Se damos por adquirido que conhecemos os cães como a palma das nossas mãos – ainda que, na realidade, esse conhecimento esteja longe de estar completo – o mesmo não podemos dizer dos gatos.

Não obstante a popularidade que têm vindo a ganhar, os gatos são animais que estão rodeados de um certo misticismo e obscuridade que, apesar de toda a informação disponível nos dias que correm, ainda são alvos de estigmatização.
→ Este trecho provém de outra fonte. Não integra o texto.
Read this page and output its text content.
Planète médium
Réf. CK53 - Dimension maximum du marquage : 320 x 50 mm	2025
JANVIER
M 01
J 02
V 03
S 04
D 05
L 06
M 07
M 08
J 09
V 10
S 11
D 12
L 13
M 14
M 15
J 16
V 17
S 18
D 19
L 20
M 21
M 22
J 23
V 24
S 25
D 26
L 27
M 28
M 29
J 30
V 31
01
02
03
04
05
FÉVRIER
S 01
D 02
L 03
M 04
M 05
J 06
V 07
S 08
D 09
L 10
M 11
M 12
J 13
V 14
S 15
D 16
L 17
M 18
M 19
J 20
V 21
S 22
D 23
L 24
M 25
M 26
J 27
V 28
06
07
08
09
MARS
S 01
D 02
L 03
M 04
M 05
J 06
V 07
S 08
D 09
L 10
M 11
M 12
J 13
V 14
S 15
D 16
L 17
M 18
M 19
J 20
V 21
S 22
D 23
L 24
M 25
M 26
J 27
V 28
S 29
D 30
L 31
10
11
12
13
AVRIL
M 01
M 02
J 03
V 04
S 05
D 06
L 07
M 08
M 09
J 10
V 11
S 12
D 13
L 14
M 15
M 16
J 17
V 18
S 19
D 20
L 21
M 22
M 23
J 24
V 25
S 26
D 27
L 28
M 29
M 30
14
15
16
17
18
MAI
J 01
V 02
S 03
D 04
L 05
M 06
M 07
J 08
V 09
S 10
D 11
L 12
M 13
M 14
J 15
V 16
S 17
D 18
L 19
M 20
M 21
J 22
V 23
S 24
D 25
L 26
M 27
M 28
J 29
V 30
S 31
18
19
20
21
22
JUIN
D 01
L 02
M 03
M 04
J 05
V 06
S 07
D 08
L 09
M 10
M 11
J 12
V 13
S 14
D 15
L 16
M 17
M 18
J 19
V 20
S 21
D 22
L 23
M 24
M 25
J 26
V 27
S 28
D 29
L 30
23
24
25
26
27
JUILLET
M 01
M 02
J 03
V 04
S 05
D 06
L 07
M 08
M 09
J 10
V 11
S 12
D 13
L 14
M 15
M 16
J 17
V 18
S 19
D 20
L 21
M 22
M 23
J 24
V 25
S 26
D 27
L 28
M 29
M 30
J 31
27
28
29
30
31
Os preconceitos criados à volta deste animal foram inclusivamente propagados por nós e pela facilidade que temos em aderir, sem qualquer tipo de lógica que o suporte, a superstições.

Muitas vezes adjetivados de falsos, traiçoeiros e egocêntricos, a verdade é que estas características são apenas atribuíveis a seres humanos. Ao fazê-lo, estamos a extrapolar atributos humanos a seres de outras espécies, o que, desde o ponto de vista científico, está totalmente errado, podendo conduzir a mal-entendidos e potenciais conflitos.

Venerados no Antigo Egito, estima-se que os nossos amigos felinos tenham sido domesticados entre 9000 e 12000 anos atrás. Mais tardia do que a dos caninos, teoriza-se que a sua domesticação se deu quando os seres humanos adotaram uma forma de vida sedentária e deram início à base primordial da civilização moderna: a agricultura. Com os excedentes de alimento produzido que caracterizaram esta nova era, surgiram também novos obstáculos que a humanidade teve de enfrentar, nomeadamente pragas e a aparição de novas doenças. Terá sido precisamente no controlo de roedores que os gatos se revelaram, pela primeira vez, extremamente úteis aos nossos olhos. Deu-se assim o primeiro passo para uma relação simbiótica entre duas espécies totalmente diferentes.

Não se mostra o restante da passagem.